The Energy Charter Treaty (ECT) has been exposed as the fossil fuel industry's powerful secret weapon to keep cooking the planet. It is now on the brink of a massive geographical expansion into Africa, Asia and Latin America, threatening to bind yet more countries to corporate-friendly energy policies. This briefing unpacks the risks for developing countries and the empty promises of those pushing for new countries to join.
Two decades ago, and without significant public debate, an obscure international investment agreement entered into force. The Energy Charter Treaty (ECT) gives foreign investors in the energy sector sweeping powers to sue states over government actions that have supposedly ‘damaged’ their investments.
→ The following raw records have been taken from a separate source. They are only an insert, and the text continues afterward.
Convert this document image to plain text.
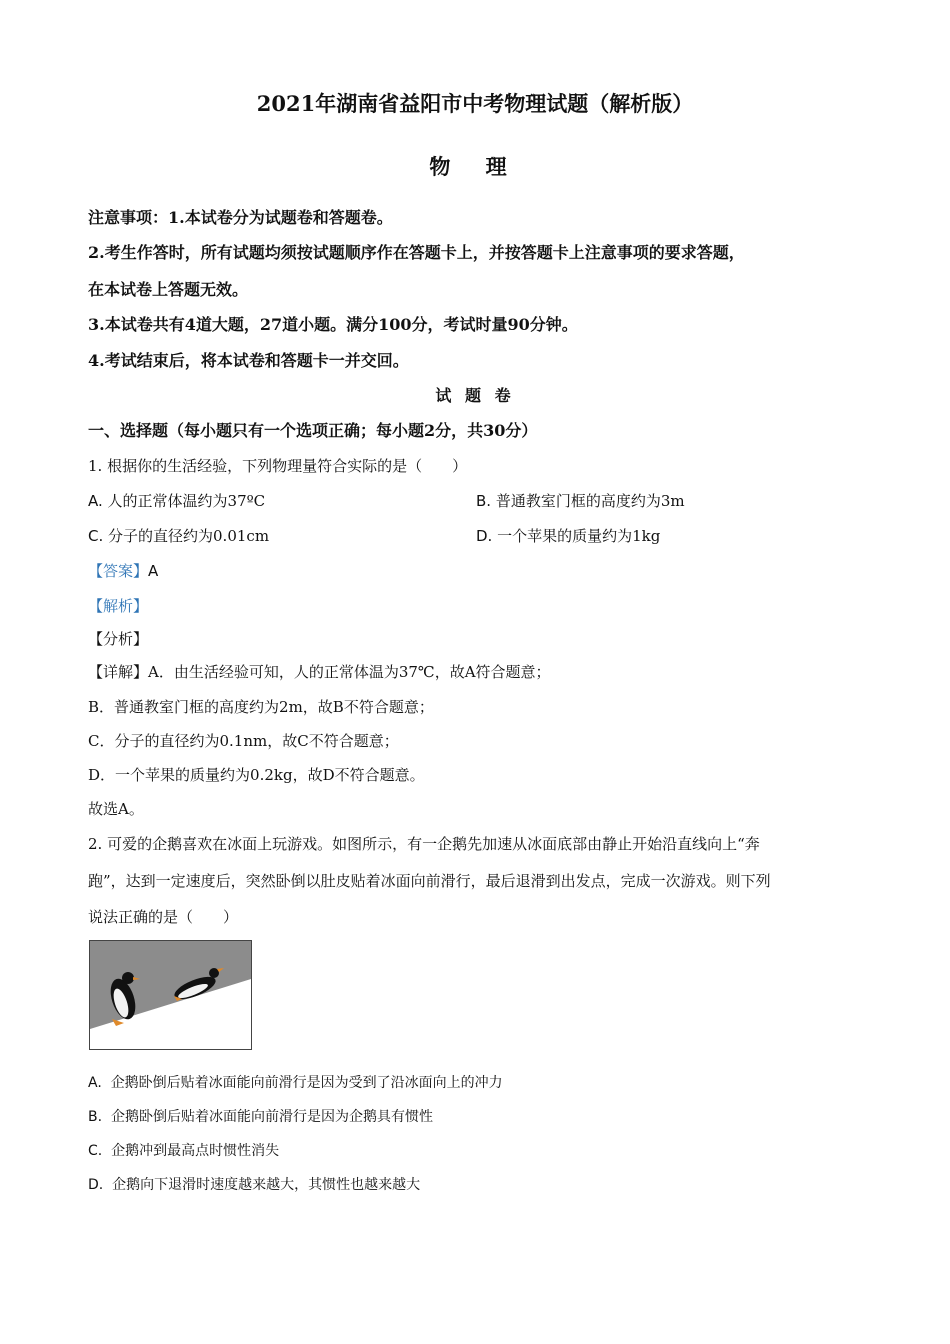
2021年湖南省益阳市中考物理试题（解析版）
物 理
注意事项：1.本试卷分为试题卷和答题卷。
2.考生作答时，所有试题均须按试题顺序作在答题卡上，并按答题卡上注意事项的要求答题，
在本试卷上答题无效。
3.本试卷共有4道大题，27道小题。满分100分，考试时量90分钟。
4.考试结束后，将本试卷和答题卡一并交回。
试 题 卷
一、选择题（每小题只有一个选项正确；每小题2分，共30分）
1. 根据你的生活经验，下列物理量符合实际的是（　　）
A. 人的正常体温约为37ºC	B. 普通教室门框的高度约为3m
C. 分子的直径约为0.01cm	D. 一个苹果的质量约为1kg
【答案】A
【解析】
【分析】
【详解】A．由生活经验可知，人的正常体温为37℃，故A符合题意；
B．普通教室门框的高度约为2m，故B不符合题意；
C．分子的直径约为0.1nm，故C不符合题意；
D．一个苹果的质量约为0.2kg，故D不符合题意。
故选A。
2. 可爱的企鹅喜欢在冰面上玩游戏。如图所示，有一企鹅先加速从冰面底部由静止开始沿直线向上“奔
跑”，达到一定速度后，突然卧倒以肚皮贴着冰面向前滑行，最后退滑到出发点，完成一次游戏。则下列
说法正确的是（　　）
A. 企鹅卧倒后贴着冰面能向前滑行是因为受到了沿冰面向上的冲力
B. 企鹅卧倒后贴着冰面能向前滑行是因为企鹅具有惯性
C. 企鹅冲到最高点时惯性消失
D. 企鹅向下退滑时速度越来越大，其惯性也越来越大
Investors use a parallel court system to sue, and the compensation for a win can be in the billions.
In recent years, the ECT has become increasingly controversial – because of its potential to obstruct the transition from climate-wrecking fossil fuels towards renewable energy, to lock-in failed energy privatisations, and undermine affordable energy prices. But despite the growing controversy many countries, particularly in the global south, are in the process of joining the ECT.
Lured by the false promise that it will help attract investors and solve energy poverty, there is often little consideration by these governments of the ECT’s severe political, legal, and financial risks to new signatory states. This is despite the fact that, if a country accedes to the ECT, it is locked into it for 26 years – even if subsequent governments want to leave.